FDCPA addresses personal / consumer debt. Applies to commercial lenders? No.
Prohibition against contact during unreasonable hours of the early morning and late evening.
Verify the debt. It is a violation to demand more than is due. 15 USC 1692e § 807(2)(a).
Threaten to sue or file charges, garnish wages, take property, cause job loss, or ruin your credit when the creditor cannot or does not intend to take the action. 15 USC 1692e § 807(5).
Unless agreed, to disclose the debt except to counsel, credit agencies, spouses or parents for minors. 15 USC 1692c § 805(b).
The List Continues
McMahon v. LVNV Funding, LLC, 744 F.3d 1010 (7th Cir. 2014)
This decision held that a dunning letter offering to settle a claim without litigation could state a claim under the FDCPA where the debt was no longer legally enforceable due to the expiration of a statute of limitations.
Does voluntary payment moot any objections for violations of fair credit and collection acts?
Voluntary Payment Rule: Voluntary payment of a judgment moots an appeal of that judgment only if the payment is made without an expressed intent to continue the appeal. BMG Direct Mktg., Inc. v. Peake, 178 S.W.3d 763, 770 (Tex. 2005)
The basis of the voluntary payment rule is "to prevent a party who has freely decided to pay a judgment from changing his mind and seeking the court's aid in recovering the payment.”
“A party should not be allowed to mislead his opponent into believing that the controversy is over and then contest the payment and seek recovery.” Highland Church of Christ v. Powell, 640 S.W.2d 235, 236 (Tex. 1982)
Payment & Mootness
The Telephone Consumer Protection Act of 1991 (TCPA) makes it unlawful for a person to make a call using any automatic telephone dialing system or an artificial or prerecorded voice to any telephone number assigned to a cellular telephone service or any service for which the called party is charged for the call.

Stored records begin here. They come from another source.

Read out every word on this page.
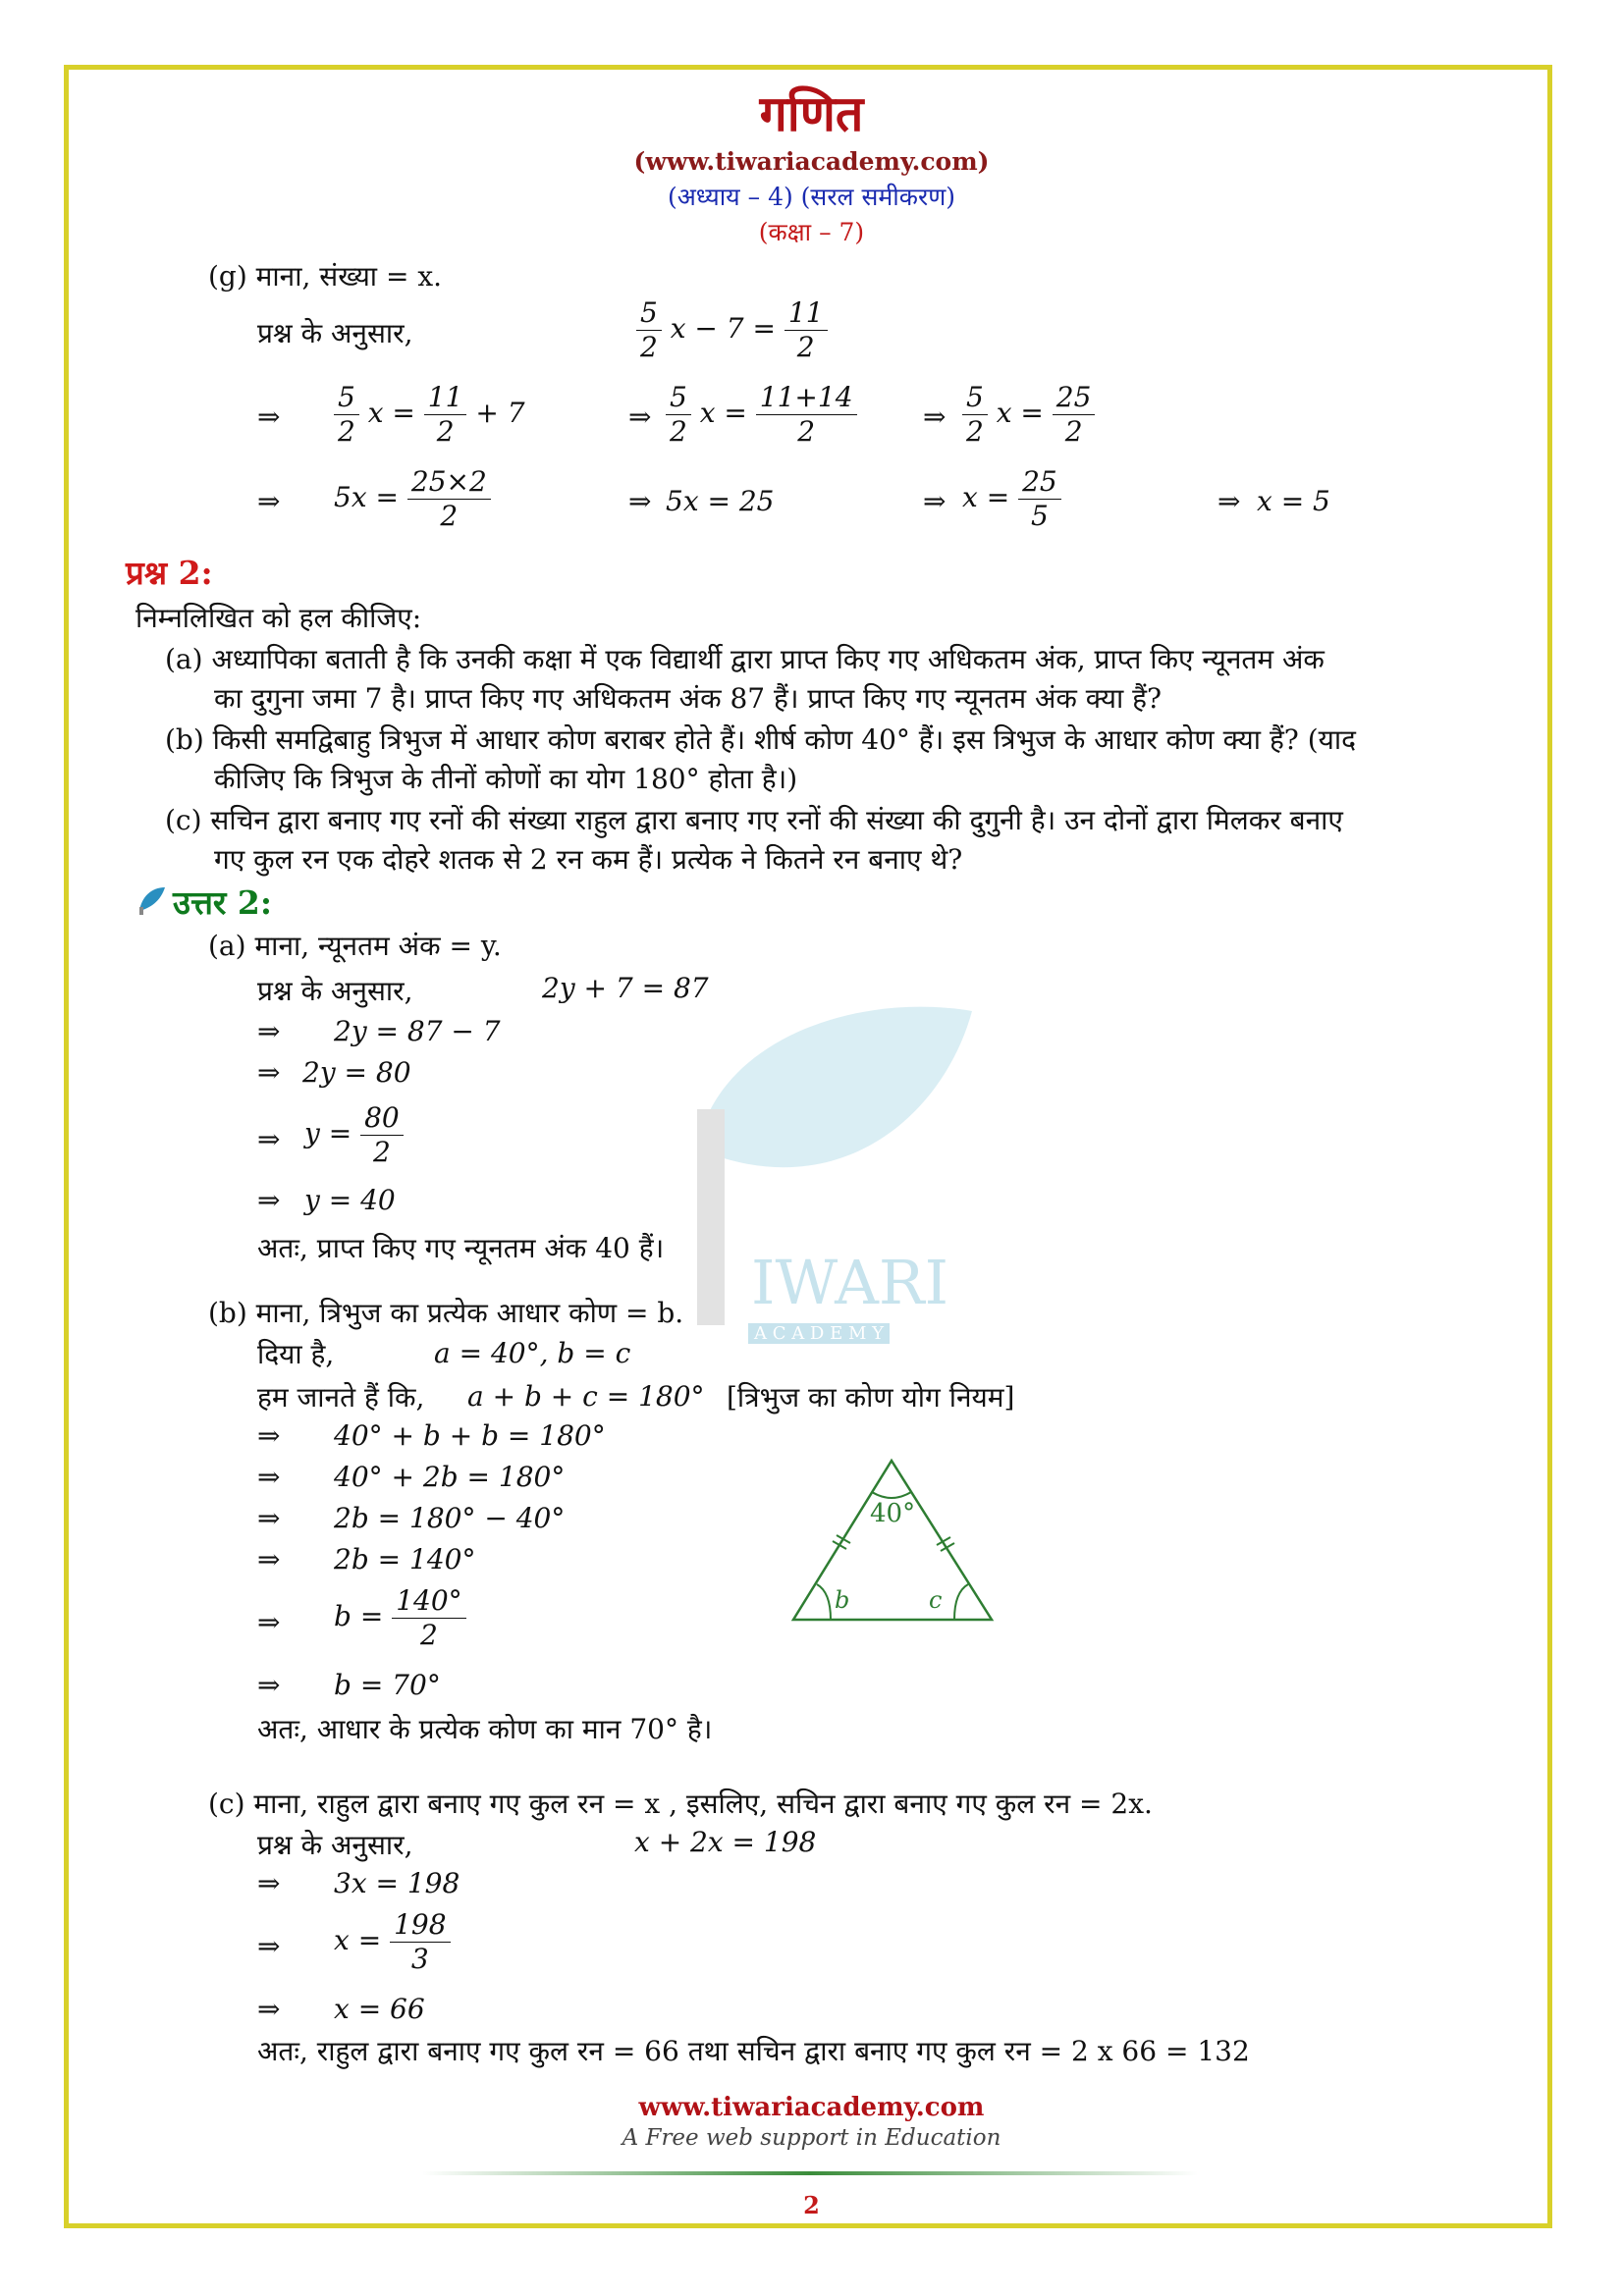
IWARI
A C A D E M Y
गणित
(www.tiwariacademy.com)
(अध्याय – 4) (सरल समीकरण)
(कक्षा – 7)
(g) माना, संख्या = x.
प्रश्न के अनुसार,	$\frac{5}{2}$ $x - 7 = \frac{11}{2}$
⇒ $\frac{5}{2}$ $x = \frac{11}{2} + 7$	⇒ $\frac{5}{2}$ $x = \frac{11+14}{2}$ ⇒ $\frac{5}{2}$ $x = \frac{25}{2}$
⇒ $5x = \frac{25\times 2}{2}$	⇒ 5x = 25	⇒ $x = \frac{25}{5}$	⇒ x = 5
प्रश्न 2:
निम्नलिखित को हल कीजिए:
(a) अध्यापिका बताती है कि उनकी कक्षा में एक विद्यार्थी द्वारा प्राप्त किए गए अधिकतम अंक, प्राप्त किए न्यूनतम अंक
का दुगुना जमा 7 है। प्राप्त किए गए अधिकतम अंक 87 हैं। प्राप्त किए गए न्यूनतम अंक क्या हैं?
(b) किसी समद्विबाहु त्रिभुज में आधार कोण बराबर होते हैं। शीर्ष कोण 40° हैं। इस त्रिभुज के आधार कोण क्या हैं? (याद
कीजिए कि त्रिभुज के तीनों कोणों का योग 180° होता है।)
(c) सचिन द्वारा बनाए गए रनों की संख्या राहुल द्वारा बनाए गए रनों की संख्या की दुगुनी है। उन दोनों द्वारा मिलकर बनाए
गए कुल रन एक दोहरे शतक से 2 रन कम हैं। प्रत्येक ने कितने रन बनाए थे?
उत्तर 2:
(a) माना, न्यूनतम अंक = y.
प्रश्न के अनुसार,	2y + 7 = 87
⇒ 2y = 87 − 7
⇒ 2y = 80
⇒ $y = \frac{80}{2}$
⇒ y = 40
अतः, प्राप्त किए गए न्यूनतम अंक 40 हैं।
(b) माना, त्रिभुज का प्रत्येक आधार कोण = b.
दिया है,	a = 40°, b = c
हम जानते हैं कि, a + b + c = 180° [त्रिभुज का कोण योग नियम]
⇒ 40° + b + b = 180°
⇒ 40° + 2b = 180°
⇒ 2b = 180° − 40°
⇒ 2b = 140°
⇒ $b = \frac{140^\circ}{2}$
⇒ b = 70°
अतः, आधार के प्रत्येक कोण का मान 70° है।
40°
b	c
(c) माना, राहुल द्वारा बनाए गए कुल रन = x , इसलिए, सचिन द्वारा बनाए गए कुल रन = 2x.
प्रश्न के अनुसार,	x + 2x = 198
⇒ 3x = 198
⇒ $x = \frac{198}{3}$
⇒ x = 66
अतः, राहुल द्वारा बनाए गए कुल रन = 66 तथा सचिन द्वारा बनाए गए कुल रन = 2 x 66 = 132
www.tiwariacademy.com
A Free web support in Education
2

Courts that have determined that a person has standing even if the person is not the "intended recipient" of the call and even if the person is not the person who pays for the cell phone service.
Automatic Dialing & Repetitive Calls
$24.1 million settlement based on auto-dialed debt collection calls to cell phones not listed on loan application. Arthur v. Sallie Mae, 2:10-cv-00198 (W.D. Wa.)

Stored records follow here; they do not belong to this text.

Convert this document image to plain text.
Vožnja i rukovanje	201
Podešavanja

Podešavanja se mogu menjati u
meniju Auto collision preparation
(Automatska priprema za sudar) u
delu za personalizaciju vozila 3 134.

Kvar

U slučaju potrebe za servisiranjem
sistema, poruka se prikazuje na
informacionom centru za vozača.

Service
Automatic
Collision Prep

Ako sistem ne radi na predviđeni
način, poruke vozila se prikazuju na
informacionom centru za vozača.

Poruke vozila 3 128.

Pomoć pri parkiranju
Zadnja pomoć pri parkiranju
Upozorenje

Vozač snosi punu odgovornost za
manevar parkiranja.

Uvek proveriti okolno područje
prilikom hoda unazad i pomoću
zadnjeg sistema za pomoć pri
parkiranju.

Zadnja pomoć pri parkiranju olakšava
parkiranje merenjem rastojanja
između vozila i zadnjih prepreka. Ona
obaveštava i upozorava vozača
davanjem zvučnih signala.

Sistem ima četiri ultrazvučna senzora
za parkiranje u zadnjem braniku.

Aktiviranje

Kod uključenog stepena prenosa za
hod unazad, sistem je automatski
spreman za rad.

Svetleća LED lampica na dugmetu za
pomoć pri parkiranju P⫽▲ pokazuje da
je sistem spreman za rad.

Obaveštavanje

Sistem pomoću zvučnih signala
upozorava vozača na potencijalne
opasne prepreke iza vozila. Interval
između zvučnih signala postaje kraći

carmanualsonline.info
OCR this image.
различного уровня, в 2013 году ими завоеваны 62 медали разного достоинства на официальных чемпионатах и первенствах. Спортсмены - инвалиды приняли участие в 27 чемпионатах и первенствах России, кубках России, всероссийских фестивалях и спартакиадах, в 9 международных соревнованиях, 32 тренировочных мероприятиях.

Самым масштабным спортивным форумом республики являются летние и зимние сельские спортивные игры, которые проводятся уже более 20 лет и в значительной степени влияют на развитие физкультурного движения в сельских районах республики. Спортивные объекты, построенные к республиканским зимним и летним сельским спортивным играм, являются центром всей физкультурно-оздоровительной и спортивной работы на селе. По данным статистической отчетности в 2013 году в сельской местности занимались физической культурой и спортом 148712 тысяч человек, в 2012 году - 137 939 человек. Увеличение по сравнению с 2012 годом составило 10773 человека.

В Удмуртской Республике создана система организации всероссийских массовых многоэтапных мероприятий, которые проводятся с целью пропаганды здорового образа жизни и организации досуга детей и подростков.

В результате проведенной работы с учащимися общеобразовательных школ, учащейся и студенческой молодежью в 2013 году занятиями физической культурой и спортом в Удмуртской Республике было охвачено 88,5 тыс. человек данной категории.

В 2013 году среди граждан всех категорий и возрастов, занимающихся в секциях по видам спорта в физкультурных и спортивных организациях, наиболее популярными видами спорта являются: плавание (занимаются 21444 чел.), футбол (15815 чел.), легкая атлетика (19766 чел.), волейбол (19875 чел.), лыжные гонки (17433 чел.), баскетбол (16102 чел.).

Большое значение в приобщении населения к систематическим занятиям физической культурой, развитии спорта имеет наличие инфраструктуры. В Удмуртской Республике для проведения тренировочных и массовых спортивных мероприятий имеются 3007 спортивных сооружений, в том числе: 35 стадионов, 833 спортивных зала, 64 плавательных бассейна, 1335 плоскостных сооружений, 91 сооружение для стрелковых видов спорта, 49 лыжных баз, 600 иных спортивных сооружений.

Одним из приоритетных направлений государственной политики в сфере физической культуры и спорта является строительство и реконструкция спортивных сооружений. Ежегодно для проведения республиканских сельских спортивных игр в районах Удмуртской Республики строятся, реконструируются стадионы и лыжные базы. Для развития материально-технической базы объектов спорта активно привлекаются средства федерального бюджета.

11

A person who has received more than one telephone call within a 12-month period by or on behalf of the same entity in violation of 227(c) may bring an action in state court (a) seeking to enjoin violation; (b) seeking actual monetary loss or $500 for “each such violation,” or (c) both. If violations were willful or knowing, damages may be increased by three ($1500). § 227(c)(5).
It is an affirmative defense that the defendant has established and implemented, with due care, reasonable practices and procedures to effectively prevent telephone solicitations that would violate 227(c). § 227(c)(5).
Ninth circuit affirmed district court’s class certification, even though it was unclear whether some class members might have agreed to be contacted at a telephone number obtained after the original transaction, holding “prior express consent is deemed granted only if…provided by the consumer to the creditor, and only if it was provided at the time of the transaction that resulted in the debt….” In December, this was amended to “prior express consent is consent to call a particular telephone number…given before the call is placed.” Meyer v. Portfolio Recovery Assocs., 696 F.3d 943 (9th Cir. Oct. 15, 2012), amended __F.3d__ (Dec. 28, 2012).
Enforcement
Discover Financial Services has struck an $8.7 million settlement of claims that it failed to obtain proper consent from up to 9 million credit card holders before contacting their cellphones with automated calls and prerecorded messages, according to papers filed Friday in California federal court.
Discover maintained that under FCC rules, prior express consent could be given at any point in time during the credit relationship, saying that the FCC did not intend that prior consent come at the time of origination in the context of credit and mortgage relationships that last for many years.